We have had strong roots in EMS from the start. Bernalillo County EMS is the state's largest agency and one of our founding faculty was the medical director before our residency started. Lifeguard, the UNMH air ambulance service, started at about the same time, and just recently became one of the few non-profit air-medicine services in the country. Being a rural state with multiple pre-hospital EMS agencies can be challenging, but also creates a huge opportunity. Our faculty hold medical directorships for the majority of the agencies in the state, including our UNM-based Lifeguard Air Emergency Services, several tribal EMS agencies, and Grand Canyon National Park. Our ACGME-accredited fellowship along with our EMS Consortium Physician Field Response program allows us to give residents a rich EMS experience during our core 3-year longitudinal curriculum or a more focused EMS specialty track.

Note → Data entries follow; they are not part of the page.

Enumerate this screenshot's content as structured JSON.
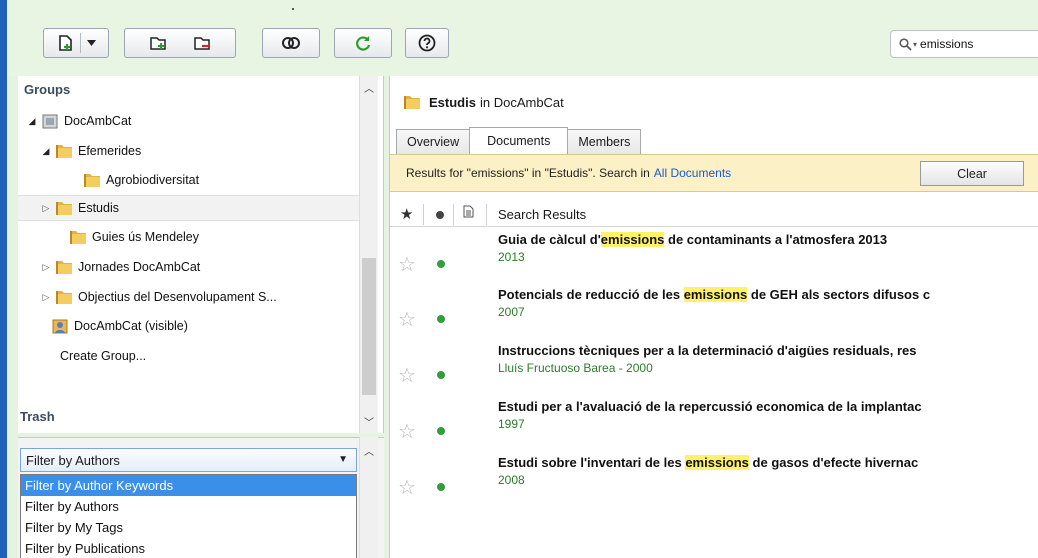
{
  "toolbar": {
    "buttons": [
      "add-document",
      "dropdown",
      "add-folder",
      "remove-folder",
      "merge",
      "sync",
      "help"
    ],
    "search_value": "emissions"
  },
  "groups_panel": {
    "heading": "Groups",
    "trash": "Trash",
    "tree": [
      {
        "label": "DocAmbCat",
        "arrow": "open",
        "icon": "group-icon"
      },
      {
        "label": "Efemerides",
        "arrow": "open",
        "icon": "folder-icon"
      },
      {
        "label": "Agrobiodiversitat",
        "arrow": "",
        "icon": "folder-icon"
      },
      {
        "label": "Estudis",
        "arrow": "closed",
        "icon": "folder-icon",
        "selected": true
      },
      {
        "label": "Guies ús Mendeley",
        "arrow": "",
        "icon": "folder-icon"
      },
      {
        "label": "Jornades DocAmbCat",
        "arrow": "closed",
        "icon": "folder-icon"
      },
      {
        "label": "Objectius del Desenvolupament S...",
        "arrow": "closed",
        "icon": "folder-icon"
      },
      {
        "label": "DocAmbCat (visible)",
        "arrow": "",
        "icon": "public-group-icon"
      },
      {
        "label": "Create Group...",
        "arrow": "",
        "icon": ""
      }
    ]
  },
  "filter": {
    "selected": "Filter by Authors",
    "options": [
      "Filter by Author Keywords",
      "Filter by Authors",
      "Filter by My Tags",
      "Filter by Publications"
    ],
    "highlighted_index": 0
  },
  "main": {
    "crumb_folder": "Estudis",
    "crumb_in": "in DocAmbCat",
    "tabs": [
      "Overview",
      "Documents",
      "Members"
    ],
    "active_tab": 1,
    "results_text": "Results for \"emissions\" in \"Estudis\". Search in",
    "results_link": "All Documents",
    "clear_label": "Clear",
    "column_label": "Search Results",
    "rows": [
      {
        "pre": "Guia de càlcul d'",
        "hl": "emissions",
        "post": " de contaminants a l'atmosfera 2013",
        "meta": "2013"
      },
      {
        "pre": "Potencials de reducció de les ",
        "hl": "emissions",
        "post": " de GEH als sectors difusos c",
        "meta": "2007"
      },
      {
        "pre": "Instruccions tècniques per a la determinació d'aigües residuals, res",
        "hl": "",
        "post": "",
        "meta": "Lluís Fructuoso Barea - 2000"
      },
      {
        "pre": "Estudi per a l'avaluació de la repercussió economica de la implantac",
        "hl": "",
        "post": "",
        "meta": "1997"
      },
      {
        "pre": "Estudi sobre l'inventari de les ",
        "hl": "emissions",
        "post": " de gasos d'efecte hivernac",
        "meta": "2008"
      }
    ]
  }
}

Our faculty are national experts in Wilderness, Austere, Disaster and International Emergency Medicine. We also have a nationally recognized Wilderness, Improvisational and International Medicine clerkship each spring that residents can selectively participate in if they are on a rotation that allows flexibility. Our Wilderness Medicine group runs the Diploma in Mountain Medicine course that is endorsed by major international mountaineering and rescue organizations. This course has been attended by multiple residents, fellows and faculty.

We are also nationally known for our unique location and culture, an innovative simulation center, injury prevention research, disaster and international medicine. Our Office of Medical Education is well-supported and much beloved in organizing our residents, fellows and academic faculty.